Dans un communiqué publié le lendemain, 19 octobre, M. Poissant revient sur les dénonciations qui ont conduit, en mai dernier, à sa citation à comparaître, les qualifiant d’«attaque à caractère politique en pleine campagne électorale».
Il enchaîne aussitôt en rappelant, d’abord, la double condamnation du maire sortant Marc Demers en 2018 à la suite de procès en lien avec le financement politique intenté par le Directeur général des élections du Québec (DGEQ) et en diffamation dans la cause portée devant les tribunaux par l’ex-élu Pierre Anthian, aujourd’hui chef du parti Ma ville maintenant et candidat à la mairie.
Puis, Michel Poissant souligne que le DGEQ poursuit l’élue sortante et candidate d’Action Laval Isabella Tassoni à qui il reproche d’avoir transgressé la Loi sur les élections et les référendums dans les municipalités (LERQ) à l’automne 2017 alors qu’elle faisait équipe avec le Mouvement lavallois.
Enfin, l’aspirant maire termine sur une enquête en cours du DGEQ dont le Mouvement lavallois fait l’objet.

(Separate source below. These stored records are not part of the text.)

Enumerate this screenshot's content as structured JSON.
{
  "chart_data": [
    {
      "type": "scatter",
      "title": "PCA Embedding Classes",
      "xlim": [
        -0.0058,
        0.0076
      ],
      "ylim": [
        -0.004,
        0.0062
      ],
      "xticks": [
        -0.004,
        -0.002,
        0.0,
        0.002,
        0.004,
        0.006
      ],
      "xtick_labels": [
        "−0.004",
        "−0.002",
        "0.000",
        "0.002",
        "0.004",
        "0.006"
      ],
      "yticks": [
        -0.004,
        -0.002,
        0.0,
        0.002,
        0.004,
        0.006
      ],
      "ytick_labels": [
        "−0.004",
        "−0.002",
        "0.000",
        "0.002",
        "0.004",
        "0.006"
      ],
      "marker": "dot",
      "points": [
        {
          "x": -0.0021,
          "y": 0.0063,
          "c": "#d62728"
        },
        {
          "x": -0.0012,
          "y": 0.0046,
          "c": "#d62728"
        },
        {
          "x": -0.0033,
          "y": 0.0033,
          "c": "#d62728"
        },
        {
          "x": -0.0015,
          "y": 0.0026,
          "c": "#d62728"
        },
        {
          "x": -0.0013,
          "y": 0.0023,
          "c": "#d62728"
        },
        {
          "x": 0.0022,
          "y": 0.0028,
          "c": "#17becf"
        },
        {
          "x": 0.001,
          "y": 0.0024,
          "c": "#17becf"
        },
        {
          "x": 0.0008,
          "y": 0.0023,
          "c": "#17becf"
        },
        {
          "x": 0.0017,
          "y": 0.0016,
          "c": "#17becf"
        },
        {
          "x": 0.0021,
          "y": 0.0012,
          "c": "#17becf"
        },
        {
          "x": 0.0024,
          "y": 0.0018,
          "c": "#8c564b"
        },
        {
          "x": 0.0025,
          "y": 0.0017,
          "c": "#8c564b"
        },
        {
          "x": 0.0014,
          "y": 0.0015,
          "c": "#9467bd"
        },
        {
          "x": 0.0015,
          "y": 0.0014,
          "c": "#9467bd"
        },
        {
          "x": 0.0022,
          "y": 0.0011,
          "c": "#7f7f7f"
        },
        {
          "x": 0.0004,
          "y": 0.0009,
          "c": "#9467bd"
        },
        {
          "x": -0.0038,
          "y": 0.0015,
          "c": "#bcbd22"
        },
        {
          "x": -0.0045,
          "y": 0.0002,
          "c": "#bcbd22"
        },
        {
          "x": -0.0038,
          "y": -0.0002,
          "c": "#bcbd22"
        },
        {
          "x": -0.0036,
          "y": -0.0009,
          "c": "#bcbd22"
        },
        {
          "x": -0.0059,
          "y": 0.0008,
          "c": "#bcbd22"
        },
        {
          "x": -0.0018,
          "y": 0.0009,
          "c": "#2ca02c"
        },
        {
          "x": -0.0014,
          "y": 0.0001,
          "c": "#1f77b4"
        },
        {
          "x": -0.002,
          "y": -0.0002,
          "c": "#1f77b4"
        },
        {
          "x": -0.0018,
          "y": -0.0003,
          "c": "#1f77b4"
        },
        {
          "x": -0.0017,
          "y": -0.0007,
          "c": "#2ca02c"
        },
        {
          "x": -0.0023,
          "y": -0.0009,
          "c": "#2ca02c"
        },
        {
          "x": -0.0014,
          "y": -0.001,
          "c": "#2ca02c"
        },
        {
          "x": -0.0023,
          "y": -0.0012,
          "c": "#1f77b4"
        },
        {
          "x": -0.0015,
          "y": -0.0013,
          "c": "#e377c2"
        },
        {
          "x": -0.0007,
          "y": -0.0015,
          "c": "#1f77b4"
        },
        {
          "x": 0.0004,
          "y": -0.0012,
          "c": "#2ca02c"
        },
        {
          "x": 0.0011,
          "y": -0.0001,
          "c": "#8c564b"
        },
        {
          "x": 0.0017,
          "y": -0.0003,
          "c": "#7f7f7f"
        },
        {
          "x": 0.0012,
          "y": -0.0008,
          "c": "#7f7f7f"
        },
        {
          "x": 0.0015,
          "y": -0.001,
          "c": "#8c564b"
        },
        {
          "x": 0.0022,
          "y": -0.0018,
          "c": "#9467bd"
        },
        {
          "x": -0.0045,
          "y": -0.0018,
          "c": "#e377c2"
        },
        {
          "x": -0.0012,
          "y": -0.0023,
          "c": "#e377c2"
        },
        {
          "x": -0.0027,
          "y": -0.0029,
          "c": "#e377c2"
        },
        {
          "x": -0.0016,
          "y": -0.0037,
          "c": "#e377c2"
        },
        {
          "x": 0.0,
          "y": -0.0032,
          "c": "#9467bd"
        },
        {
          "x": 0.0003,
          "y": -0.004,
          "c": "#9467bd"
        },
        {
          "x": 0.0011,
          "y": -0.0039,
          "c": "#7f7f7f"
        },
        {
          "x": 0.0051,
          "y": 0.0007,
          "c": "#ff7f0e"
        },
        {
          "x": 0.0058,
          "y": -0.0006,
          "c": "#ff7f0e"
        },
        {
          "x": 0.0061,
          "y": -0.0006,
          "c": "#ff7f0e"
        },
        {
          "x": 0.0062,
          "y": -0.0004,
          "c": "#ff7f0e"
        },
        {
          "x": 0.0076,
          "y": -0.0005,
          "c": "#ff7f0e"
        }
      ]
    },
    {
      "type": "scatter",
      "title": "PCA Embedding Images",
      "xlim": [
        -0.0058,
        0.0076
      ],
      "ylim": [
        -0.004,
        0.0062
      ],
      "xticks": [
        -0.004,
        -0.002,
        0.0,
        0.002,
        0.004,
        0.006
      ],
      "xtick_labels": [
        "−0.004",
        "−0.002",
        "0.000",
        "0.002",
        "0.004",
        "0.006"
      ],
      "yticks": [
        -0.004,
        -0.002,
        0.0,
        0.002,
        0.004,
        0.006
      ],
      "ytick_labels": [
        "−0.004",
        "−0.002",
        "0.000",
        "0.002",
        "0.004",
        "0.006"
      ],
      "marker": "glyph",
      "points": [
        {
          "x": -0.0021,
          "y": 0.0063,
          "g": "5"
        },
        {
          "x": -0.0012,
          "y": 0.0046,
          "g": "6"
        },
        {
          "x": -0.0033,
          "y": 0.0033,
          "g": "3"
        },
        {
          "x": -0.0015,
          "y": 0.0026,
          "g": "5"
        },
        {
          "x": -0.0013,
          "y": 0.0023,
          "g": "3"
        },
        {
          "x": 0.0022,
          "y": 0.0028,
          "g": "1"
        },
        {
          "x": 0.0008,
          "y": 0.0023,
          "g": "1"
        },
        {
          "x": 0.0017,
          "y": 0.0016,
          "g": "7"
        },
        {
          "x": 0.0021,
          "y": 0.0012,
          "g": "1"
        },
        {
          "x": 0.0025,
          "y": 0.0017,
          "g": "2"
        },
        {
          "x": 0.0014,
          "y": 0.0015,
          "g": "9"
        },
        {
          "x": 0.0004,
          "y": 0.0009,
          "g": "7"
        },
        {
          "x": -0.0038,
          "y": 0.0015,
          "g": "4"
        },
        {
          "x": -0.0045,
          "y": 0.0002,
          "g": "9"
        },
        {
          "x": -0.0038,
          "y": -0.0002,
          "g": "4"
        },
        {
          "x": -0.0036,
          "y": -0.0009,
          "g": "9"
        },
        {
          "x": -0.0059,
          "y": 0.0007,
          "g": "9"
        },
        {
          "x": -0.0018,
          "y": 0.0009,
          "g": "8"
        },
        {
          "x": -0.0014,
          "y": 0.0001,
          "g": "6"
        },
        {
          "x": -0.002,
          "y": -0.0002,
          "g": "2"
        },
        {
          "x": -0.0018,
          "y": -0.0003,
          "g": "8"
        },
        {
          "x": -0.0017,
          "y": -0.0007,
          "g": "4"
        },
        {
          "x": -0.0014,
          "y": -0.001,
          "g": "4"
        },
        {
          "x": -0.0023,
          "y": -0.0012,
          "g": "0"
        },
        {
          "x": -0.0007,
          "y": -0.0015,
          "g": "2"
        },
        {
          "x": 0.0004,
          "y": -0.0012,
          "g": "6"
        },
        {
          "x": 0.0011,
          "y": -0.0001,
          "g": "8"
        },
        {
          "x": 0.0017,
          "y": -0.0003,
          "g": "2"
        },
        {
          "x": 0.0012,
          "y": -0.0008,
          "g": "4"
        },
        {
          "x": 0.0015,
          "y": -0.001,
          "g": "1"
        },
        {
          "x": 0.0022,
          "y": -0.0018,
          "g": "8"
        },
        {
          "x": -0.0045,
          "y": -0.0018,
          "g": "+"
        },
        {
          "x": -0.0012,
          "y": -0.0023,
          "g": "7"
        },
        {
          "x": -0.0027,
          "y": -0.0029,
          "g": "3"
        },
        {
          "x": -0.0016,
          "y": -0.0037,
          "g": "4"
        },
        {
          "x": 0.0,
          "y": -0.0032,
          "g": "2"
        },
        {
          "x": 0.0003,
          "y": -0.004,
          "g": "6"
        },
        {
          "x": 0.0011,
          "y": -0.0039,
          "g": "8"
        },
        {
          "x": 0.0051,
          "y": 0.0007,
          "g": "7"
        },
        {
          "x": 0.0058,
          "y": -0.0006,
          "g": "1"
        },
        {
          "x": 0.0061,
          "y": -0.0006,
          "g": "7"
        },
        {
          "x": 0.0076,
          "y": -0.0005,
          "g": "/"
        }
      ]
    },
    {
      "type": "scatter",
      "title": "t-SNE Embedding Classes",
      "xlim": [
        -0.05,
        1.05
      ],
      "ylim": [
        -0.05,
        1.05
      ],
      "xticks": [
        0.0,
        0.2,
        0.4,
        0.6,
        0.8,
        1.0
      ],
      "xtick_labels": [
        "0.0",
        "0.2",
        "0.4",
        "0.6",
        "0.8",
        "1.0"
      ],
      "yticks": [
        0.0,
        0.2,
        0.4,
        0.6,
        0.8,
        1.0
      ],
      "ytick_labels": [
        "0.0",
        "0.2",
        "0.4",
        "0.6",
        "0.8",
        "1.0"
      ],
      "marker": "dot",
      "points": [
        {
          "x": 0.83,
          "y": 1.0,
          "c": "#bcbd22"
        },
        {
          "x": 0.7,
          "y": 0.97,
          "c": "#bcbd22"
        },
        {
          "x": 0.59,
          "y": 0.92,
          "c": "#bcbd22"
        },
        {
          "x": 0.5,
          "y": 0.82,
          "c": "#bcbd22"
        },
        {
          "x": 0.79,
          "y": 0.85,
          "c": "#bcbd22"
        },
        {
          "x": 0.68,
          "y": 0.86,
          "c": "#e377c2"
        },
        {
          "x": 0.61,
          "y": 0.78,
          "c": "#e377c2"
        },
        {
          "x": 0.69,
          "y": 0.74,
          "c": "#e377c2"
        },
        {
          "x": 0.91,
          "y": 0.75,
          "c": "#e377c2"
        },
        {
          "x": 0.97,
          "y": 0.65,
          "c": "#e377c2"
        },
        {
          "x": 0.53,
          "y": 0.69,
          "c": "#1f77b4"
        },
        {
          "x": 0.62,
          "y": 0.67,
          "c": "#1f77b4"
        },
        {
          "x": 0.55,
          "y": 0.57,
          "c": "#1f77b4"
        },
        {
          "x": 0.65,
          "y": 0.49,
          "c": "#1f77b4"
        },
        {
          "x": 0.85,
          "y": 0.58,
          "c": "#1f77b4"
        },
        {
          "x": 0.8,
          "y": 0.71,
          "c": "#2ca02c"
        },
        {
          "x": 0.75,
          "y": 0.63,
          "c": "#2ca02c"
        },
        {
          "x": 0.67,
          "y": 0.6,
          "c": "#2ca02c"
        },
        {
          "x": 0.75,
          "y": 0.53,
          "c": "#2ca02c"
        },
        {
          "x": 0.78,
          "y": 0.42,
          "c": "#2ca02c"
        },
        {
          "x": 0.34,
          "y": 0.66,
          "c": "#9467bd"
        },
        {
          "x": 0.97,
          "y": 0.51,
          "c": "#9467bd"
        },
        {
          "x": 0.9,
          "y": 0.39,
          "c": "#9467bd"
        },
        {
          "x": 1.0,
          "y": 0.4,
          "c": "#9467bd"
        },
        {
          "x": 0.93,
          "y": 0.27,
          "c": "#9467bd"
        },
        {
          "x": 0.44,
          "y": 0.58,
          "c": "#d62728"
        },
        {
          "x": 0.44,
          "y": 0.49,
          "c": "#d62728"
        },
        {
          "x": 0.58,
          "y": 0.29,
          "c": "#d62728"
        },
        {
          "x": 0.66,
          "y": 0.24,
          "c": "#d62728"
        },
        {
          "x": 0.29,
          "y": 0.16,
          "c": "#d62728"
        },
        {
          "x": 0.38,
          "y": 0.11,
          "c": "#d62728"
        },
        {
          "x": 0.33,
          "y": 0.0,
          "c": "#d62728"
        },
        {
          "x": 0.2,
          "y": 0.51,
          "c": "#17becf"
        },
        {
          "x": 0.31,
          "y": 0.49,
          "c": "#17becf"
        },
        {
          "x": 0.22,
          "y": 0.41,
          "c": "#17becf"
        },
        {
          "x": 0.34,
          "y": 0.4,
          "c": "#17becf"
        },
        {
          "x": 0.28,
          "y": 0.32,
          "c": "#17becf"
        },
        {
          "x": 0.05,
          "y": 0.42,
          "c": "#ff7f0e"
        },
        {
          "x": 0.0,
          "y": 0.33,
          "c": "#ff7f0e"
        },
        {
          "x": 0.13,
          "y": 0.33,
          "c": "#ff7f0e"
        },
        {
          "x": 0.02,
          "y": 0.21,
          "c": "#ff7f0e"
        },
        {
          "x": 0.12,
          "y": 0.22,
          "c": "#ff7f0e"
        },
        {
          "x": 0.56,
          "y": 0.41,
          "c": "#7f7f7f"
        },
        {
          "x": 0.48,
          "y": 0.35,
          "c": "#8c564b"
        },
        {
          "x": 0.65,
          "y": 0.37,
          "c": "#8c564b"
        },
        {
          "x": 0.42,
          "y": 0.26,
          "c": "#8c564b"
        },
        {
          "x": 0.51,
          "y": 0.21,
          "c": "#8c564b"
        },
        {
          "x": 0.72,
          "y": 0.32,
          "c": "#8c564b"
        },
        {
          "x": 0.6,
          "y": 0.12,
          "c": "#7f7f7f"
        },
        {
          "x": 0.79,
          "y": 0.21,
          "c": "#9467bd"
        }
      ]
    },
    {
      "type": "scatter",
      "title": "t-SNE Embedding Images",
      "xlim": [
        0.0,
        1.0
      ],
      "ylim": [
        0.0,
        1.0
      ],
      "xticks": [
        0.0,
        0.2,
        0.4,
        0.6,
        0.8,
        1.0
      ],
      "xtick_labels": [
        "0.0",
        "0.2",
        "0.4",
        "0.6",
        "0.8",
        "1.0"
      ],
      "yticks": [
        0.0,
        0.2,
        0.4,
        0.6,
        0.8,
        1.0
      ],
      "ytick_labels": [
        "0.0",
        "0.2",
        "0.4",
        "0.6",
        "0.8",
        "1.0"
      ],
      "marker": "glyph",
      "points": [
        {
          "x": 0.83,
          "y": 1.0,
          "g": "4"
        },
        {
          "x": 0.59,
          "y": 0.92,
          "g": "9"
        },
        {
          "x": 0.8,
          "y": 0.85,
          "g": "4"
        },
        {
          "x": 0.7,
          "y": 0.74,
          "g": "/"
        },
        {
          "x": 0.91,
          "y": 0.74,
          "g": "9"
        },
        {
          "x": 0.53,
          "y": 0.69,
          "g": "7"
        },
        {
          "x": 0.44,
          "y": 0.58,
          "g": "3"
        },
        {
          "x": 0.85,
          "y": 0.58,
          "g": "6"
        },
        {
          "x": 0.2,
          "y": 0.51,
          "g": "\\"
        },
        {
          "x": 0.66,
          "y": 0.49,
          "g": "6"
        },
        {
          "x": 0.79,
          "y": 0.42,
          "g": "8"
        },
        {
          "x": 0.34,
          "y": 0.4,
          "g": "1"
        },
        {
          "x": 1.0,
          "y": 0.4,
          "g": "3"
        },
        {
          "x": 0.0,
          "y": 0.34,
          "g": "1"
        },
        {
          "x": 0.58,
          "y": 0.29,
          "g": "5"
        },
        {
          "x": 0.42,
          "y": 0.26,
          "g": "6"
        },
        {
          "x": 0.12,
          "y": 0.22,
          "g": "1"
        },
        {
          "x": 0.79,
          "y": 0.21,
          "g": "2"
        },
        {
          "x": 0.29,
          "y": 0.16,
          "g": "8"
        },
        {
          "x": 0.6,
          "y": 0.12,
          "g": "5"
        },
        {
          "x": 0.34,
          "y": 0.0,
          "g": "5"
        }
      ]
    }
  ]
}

Les faits remontent à la campagne électorale de l’automne 2019 lors de l’élection partielle dans le district Marc-Aurèle-Fortin. Selon l’opposition officielle, le plaignant dans cette affaire, le parti au pouvoir aurait fait paraître des «publicités partisanes» dans des journaux régionaux – dont le Courrier Laval – payées à même les fonds publics, ce qui aurait eu pour effet de dépasser le plafond des dépenses autorisées.